NPR's Laura Sydell reports that Mason's exit is no surprise.
LAURA SYDELL, BYLINE: Groupon's stock value has been on a steady decline since it's IPO in November of 2011. It's gone from 20 bucks a share to below five.
CEO Mason was known to be a bit of an eccentric, and his last day was no exception. He posted a letter online that said quote, "I've decided that I'd like to spend more time with my family. Just kidding - I was fired today."
Altimeter Group analyst Susan Etlinger says quirkiness can be a great quality in the leader of a start up - but when it comes to running a public company - not so much.

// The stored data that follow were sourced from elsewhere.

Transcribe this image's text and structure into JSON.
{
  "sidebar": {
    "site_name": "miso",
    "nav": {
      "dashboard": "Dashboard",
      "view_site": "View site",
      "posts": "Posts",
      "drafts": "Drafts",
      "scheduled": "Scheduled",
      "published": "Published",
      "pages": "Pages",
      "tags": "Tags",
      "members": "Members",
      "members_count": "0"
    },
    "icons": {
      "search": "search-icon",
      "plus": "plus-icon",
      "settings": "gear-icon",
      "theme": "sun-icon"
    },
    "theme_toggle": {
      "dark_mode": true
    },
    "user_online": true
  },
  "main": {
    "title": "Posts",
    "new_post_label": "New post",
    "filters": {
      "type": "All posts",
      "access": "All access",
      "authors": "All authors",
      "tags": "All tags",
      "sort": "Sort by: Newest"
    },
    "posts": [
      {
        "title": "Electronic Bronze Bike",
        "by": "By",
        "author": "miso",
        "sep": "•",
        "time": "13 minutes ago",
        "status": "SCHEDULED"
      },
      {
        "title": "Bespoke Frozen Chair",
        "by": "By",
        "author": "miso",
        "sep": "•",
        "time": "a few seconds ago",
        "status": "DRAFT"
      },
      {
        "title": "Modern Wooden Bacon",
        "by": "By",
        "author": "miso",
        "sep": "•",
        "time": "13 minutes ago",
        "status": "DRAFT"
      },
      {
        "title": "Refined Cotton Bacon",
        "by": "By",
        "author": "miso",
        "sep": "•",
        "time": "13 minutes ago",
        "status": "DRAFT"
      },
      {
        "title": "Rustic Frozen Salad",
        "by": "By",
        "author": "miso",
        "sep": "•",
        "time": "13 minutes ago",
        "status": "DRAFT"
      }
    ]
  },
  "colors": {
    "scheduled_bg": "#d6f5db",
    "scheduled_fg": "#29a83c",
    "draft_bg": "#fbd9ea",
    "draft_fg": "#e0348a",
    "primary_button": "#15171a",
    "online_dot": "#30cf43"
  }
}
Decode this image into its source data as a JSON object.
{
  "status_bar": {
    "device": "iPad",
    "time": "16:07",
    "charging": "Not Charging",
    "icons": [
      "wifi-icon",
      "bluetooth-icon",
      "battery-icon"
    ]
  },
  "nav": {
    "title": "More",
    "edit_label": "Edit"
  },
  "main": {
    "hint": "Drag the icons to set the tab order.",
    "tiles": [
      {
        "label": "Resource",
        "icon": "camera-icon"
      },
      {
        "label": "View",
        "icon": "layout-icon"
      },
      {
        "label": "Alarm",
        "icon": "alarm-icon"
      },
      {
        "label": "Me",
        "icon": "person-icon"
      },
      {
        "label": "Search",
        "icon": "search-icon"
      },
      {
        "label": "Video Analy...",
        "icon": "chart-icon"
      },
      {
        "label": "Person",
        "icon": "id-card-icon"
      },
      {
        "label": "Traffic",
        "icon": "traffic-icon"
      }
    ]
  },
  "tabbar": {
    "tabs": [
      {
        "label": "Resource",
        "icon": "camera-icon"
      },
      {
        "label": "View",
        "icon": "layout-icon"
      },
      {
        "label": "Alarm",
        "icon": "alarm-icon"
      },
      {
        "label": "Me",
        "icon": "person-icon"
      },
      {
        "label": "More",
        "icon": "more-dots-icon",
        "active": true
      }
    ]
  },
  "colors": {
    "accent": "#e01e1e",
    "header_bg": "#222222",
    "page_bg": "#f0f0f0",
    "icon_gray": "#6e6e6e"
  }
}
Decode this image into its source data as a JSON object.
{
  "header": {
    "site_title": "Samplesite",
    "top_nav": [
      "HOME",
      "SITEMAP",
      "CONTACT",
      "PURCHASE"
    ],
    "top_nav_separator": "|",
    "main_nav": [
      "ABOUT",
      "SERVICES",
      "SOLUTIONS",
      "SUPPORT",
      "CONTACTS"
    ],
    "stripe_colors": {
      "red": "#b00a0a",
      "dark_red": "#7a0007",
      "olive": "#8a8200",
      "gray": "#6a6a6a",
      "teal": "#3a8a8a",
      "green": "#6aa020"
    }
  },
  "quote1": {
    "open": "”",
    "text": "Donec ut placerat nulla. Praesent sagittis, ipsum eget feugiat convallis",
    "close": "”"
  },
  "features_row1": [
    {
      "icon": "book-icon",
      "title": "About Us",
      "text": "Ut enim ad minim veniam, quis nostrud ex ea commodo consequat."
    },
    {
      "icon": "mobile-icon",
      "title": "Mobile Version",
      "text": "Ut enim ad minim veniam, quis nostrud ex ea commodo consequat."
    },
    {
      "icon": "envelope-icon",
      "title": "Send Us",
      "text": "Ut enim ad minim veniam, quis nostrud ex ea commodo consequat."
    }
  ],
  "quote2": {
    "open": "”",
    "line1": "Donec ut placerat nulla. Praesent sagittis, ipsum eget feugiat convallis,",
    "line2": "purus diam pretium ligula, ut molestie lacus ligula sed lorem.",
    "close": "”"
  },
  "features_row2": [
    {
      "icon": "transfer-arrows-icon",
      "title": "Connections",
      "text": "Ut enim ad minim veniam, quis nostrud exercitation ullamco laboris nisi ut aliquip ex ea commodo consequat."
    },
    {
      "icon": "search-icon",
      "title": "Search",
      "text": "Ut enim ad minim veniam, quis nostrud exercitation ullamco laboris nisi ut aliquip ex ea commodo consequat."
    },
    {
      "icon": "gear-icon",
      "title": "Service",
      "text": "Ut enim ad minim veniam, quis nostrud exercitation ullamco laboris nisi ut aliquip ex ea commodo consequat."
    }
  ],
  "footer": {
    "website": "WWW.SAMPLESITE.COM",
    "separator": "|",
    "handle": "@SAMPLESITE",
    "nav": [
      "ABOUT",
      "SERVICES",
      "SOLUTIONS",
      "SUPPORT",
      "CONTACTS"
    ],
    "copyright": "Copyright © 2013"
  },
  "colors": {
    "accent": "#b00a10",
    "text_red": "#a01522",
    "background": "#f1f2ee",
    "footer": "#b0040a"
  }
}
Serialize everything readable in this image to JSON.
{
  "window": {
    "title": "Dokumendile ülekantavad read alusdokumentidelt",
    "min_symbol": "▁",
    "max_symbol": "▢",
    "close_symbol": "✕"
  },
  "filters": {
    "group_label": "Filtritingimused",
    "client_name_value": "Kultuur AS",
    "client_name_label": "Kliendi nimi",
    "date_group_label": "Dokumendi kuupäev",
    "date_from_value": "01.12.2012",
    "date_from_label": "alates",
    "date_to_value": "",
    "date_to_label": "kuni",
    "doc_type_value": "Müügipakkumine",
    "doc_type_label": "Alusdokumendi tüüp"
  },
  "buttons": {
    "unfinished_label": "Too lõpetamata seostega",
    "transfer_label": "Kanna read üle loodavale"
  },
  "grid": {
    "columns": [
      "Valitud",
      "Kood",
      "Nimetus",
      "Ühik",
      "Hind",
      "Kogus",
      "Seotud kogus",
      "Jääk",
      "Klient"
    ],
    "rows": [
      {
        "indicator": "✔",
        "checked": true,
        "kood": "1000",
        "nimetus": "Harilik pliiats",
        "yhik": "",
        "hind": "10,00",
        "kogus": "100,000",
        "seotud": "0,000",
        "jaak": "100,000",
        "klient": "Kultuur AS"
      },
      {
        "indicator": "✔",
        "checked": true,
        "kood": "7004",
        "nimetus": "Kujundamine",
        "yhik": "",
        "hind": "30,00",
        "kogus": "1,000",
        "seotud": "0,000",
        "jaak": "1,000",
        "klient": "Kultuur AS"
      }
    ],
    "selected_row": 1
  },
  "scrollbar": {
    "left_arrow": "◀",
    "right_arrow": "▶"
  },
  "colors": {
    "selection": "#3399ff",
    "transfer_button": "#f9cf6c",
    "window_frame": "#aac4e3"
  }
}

SUSAN ETLINGER: When you're a startup founder, people expect and want a degree of inspiration. When you're the CEO of a public company what people want is reassurance and continuity.
SYDELL: However, it may be hard for any new CEO of Groupon. Business that offered deals through Groupon discovered providing a discount to get someone in the door didn't necessarily turn them into a long time customer.
ETLINGER: It's giving you people who are looking for a cheaper alternative. That's not necessarily the people that you build a business on.
SYDELL: In his parting letter, former CEO Mason offers this wisdom, have the courage to start with the customer. But, for Groupon, it's not clear if that's the people looking for the discount or the business offering one.